The “International Neuroblastoma Staging System” (INSS) according to its anatomical presence at diagnosis:
- Stage 1: Localized tumor confined to the area of origin.
- Stage 2A: Unilateral tumor with incomplete gross resection; identifiable ipsilateral and contralateral lymph node negative for tumor.
- Stage 2B: Unilateral tumor with complete or incomplete gross resection; with ipsilateral lymph node positive for tumor; identifiable contralateral lymph node negative for tumor.
- Stage 3: Tumor infiltrating across midline with or without regional lymph node involvement; or unilateral tumor with contralateral lymph node involvement; or midline tumor with bilateral lymph node involvement.
- Stage 4: Dissemination of tumor to distant lymph nodes, bone marrow, bone, liver, or other organs except as defined by Stage 4S.
- Stage 4S: Age <1 year old with localized primary tumor as defined in Stage 1 or 2, with dissemination limited to liver, skin, or bone marrow (less than 10 percent of nucleated bone marrow cells are tumors).
The new INRG risk assignment will classify neuroblastoma at diagnosis based on a new International Neuroblastoma Risk Group Staging System (INRGSS):
- Stage L1: Localized disease without image-defined risk factors.
- Stage L2: Localized disease with image-defined risk factors.
- Stage M: Metastatic disease.
- Stage MS: Metastatic disease “special” where MS is equivalent to stage 4S.
Imaging: Meta-iodobenzylguanidine scan, F-FDG-PET Scan
The overall 5-year survival rate of neuroblastoma is 67%.
- Low-risk disease can frequently be observed without any treatment at all or cured with surgery alone.

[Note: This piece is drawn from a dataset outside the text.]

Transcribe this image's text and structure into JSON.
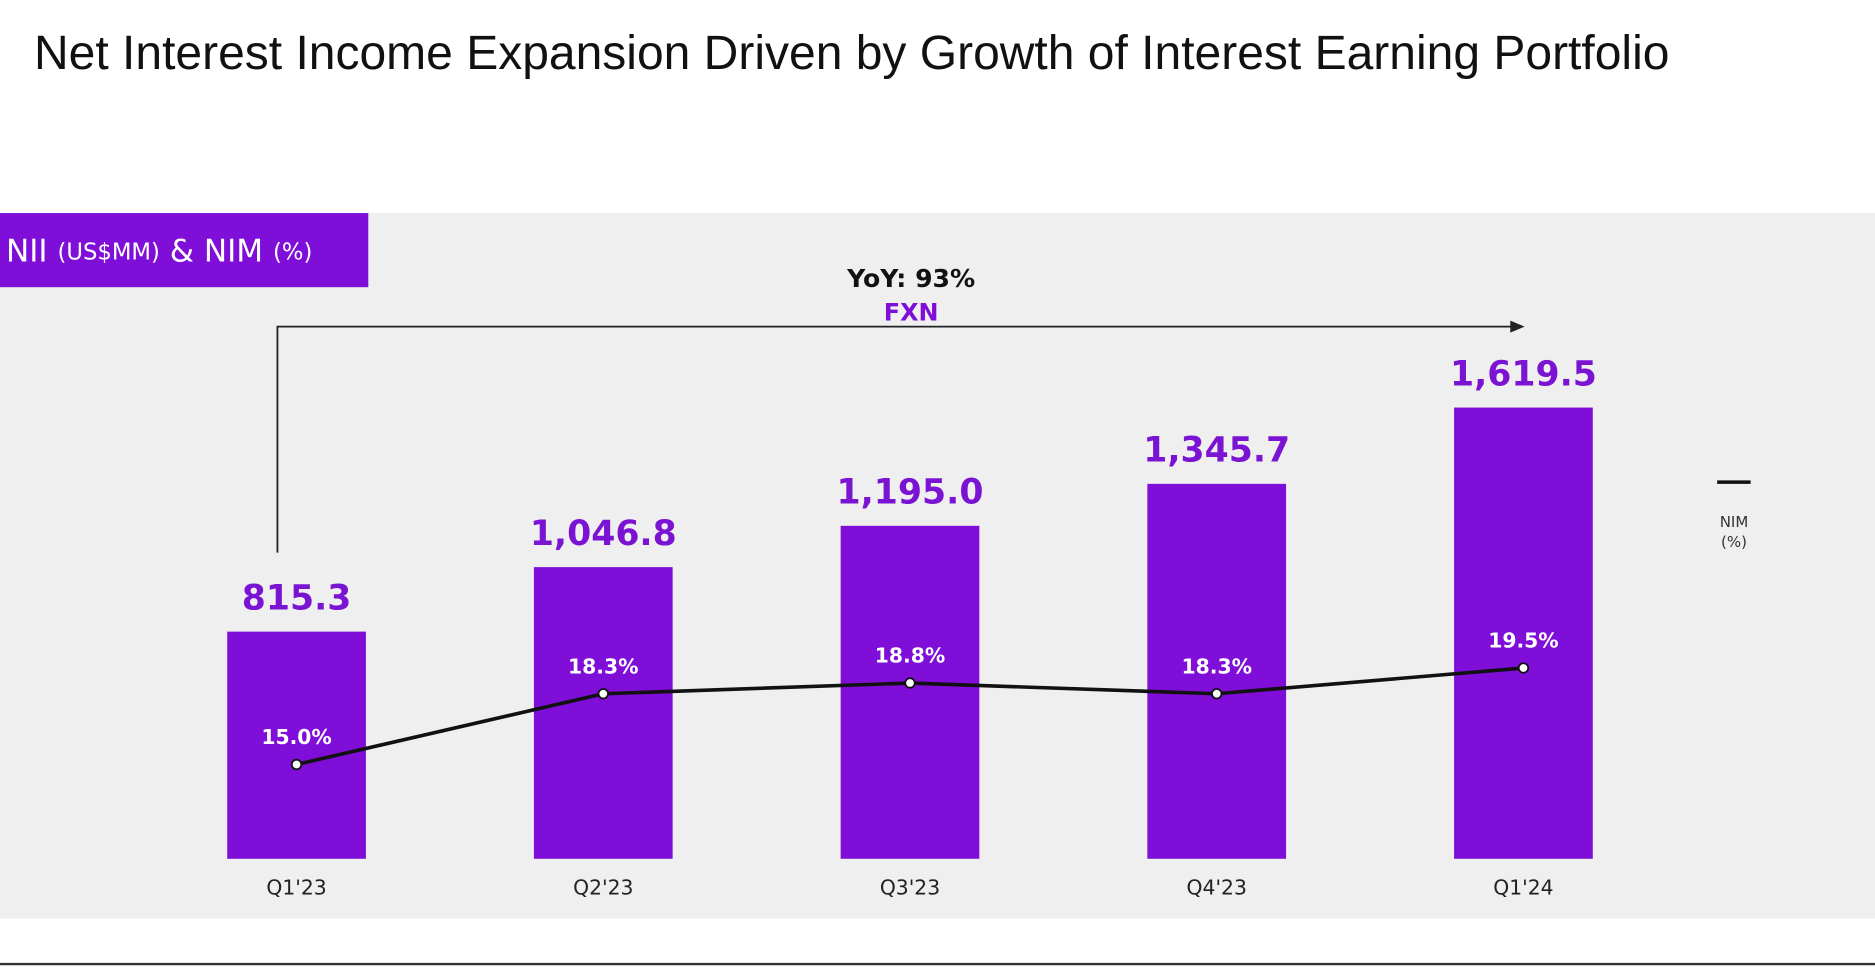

- Intermediate-risk disease is treated with surgery and chemotherapy.
- High-risk neuroblastoma is treated with intensive chemotherapy, surgery, radiation therapy, bone marrow / hematopoietic stem cell transplantation,biological-based therapy with 13-cis-retinoic acid (isotretinoin or Accutane) and antibody therapy usually administered with the cytokines GM-CSF and IL-2.